The Instaclustr engineering team has written in depth on both the Kafka Connect Iceberg Sink Connector and Iceberg Topics if you’re ready to go further. Want to build this pipeline without managing the infrastructure yourself? Instaclustr offers fully managed Kafka, Kafka Connect, and ClickHouse with production SLAs and 24×7 expert support. Start a free trial or talk to an expert to get your data lake running in minutes.
Frequently Asked Questions
How to stream Kafka events to S3
In this walkthrough, Kafka events are streamed to S3 by using the Kafka Connect Iceberg sink. Kafka Connect consumes records from the user-events topic and writes them into an Iceberg table stored in S3.
What is Apache Iceberg used for?
Apache Iceberg is used to add a table layer on top of files in S3. It tracks schema, metadata, partitions, and snapshots so query engines can work with the data as a table instead of a loose set of raw files.
How to configure Kafka Connect Iceberg sink?
You configure it by creating an Iceberg table first, building and uploading the connector, setting IAM permissions, creating the control topic, and then posting the connector configuration to the Kafka Connect REST API with the Glue catalog, warehouse path, topic, and security settings.
How to query S3 data in real time?
In this setup, ClickHouse queries the Iceberg table directly from S3 using the iceberg() function. It reads Iceberg metadata first, then fetches only the files needed for the query.
Why use Kafka Connect instead of a Python consumer?

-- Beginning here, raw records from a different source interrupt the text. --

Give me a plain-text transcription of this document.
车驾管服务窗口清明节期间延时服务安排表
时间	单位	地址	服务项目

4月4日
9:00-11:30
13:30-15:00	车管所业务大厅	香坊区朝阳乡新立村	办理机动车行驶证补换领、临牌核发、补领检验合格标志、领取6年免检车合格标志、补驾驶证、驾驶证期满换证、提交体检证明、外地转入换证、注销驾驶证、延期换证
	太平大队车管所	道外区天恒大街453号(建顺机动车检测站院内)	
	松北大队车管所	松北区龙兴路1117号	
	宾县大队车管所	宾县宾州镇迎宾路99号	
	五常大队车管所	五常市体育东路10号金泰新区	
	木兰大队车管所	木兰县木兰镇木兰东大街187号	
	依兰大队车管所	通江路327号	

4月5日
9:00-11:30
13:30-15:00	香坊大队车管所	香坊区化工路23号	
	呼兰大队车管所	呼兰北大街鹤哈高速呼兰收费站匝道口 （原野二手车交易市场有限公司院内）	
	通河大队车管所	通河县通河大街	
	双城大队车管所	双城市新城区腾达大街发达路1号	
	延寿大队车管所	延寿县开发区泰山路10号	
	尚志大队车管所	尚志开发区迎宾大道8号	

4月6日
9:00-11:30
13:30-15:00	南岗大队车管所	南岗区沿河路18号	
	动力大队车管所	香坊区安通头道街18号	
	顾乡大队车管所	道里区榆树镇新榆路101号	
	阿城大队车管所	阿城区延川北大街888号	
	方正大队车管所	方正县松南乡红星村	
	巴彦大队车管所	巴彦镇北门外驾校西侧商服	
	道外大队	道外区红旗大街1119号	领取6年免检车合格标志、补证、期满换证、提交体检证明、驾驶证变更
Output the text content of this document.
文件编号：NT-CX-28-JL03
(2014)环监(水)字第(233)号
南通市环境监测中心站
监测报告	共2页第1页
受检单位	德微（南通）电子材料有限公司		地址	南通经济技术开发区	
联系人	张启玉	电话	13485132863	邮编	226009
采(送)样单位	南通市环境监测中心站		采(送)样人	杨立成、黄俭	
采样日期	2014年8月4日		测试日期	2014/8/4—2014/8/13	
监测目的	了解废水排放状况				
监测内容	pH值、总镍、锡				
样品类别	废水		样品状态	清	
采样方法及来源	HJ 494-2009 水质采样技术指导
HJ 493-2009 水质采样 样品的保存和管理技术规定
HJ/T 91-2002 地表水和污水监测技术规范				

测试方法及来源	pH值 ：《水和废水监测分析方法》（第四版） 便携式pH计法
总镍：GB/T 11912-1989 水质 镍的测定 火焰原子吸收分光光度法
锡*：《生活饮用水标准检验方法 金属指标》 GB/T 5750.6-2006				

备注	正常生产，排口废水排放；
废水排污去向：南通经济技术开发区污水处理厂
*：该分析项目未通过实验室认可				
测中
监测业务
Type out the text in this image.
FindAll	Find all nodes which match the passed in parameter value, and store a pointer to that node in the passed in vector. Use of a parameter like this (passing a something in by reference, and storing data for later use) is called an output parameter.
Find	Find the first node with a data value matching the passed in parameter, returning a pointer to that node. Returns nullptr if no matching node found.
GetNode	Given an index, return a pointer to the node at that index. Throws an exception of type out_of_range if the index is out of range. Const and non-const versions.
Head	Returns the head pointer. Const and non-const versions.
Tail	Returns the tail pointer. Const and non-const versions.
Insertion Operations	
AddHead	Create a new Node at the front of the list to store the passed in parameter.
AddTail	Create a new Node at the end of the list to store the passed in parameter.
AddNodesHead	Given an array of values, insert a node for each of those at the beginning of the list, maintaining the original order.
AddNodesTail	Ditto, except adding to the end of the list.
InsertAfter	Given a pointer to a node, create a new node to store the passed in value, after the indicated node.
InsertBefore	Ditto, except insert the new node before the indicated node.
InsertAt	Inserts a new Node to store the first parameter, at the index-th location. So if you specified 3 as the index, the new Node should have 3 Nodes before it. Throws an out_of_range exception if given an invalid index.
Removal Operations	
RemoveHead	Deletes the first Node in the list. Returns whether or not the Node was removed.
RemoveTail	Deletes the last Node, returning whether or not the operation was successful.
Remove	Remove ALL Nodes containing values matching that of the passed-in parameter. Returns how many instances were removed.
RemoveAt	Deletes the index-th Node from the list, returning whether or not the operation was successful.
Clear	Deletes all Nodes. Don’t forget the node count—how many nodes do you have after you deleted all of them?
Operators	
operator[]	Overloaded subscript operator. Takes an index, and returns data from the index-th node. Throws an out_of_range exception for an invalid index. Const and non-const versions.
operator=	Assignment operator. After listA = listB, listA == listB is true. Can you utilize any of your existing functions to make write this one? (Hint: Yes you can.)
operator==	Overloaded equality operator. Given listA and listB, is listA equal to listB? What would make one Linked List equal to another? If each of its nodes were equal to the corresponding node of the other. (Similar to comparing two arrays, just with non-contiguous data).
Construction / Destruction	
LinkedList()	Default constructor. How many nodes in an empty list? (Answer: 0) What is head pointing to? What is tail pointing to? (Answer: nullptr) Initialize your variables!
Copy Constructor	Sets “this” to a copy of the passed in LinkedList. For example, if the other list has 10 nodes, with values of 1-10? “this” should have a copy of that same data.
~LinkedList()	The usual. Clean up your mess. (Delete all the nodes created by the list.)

Kafka Connect handles distributed execution, offset management, worker failover, and operational reliability. A custom script may work for development, but Kafka Connect is designed to run the pipeline in production.
How to connect Kafka to Clickhouse?
In this design, Kafka is connected to ClickHouse indirectly through Iceberg. Events flow from Kafka into Iceberg on S3 through Kafka Connect, and ClickHouse then queries the Iceberg table directly.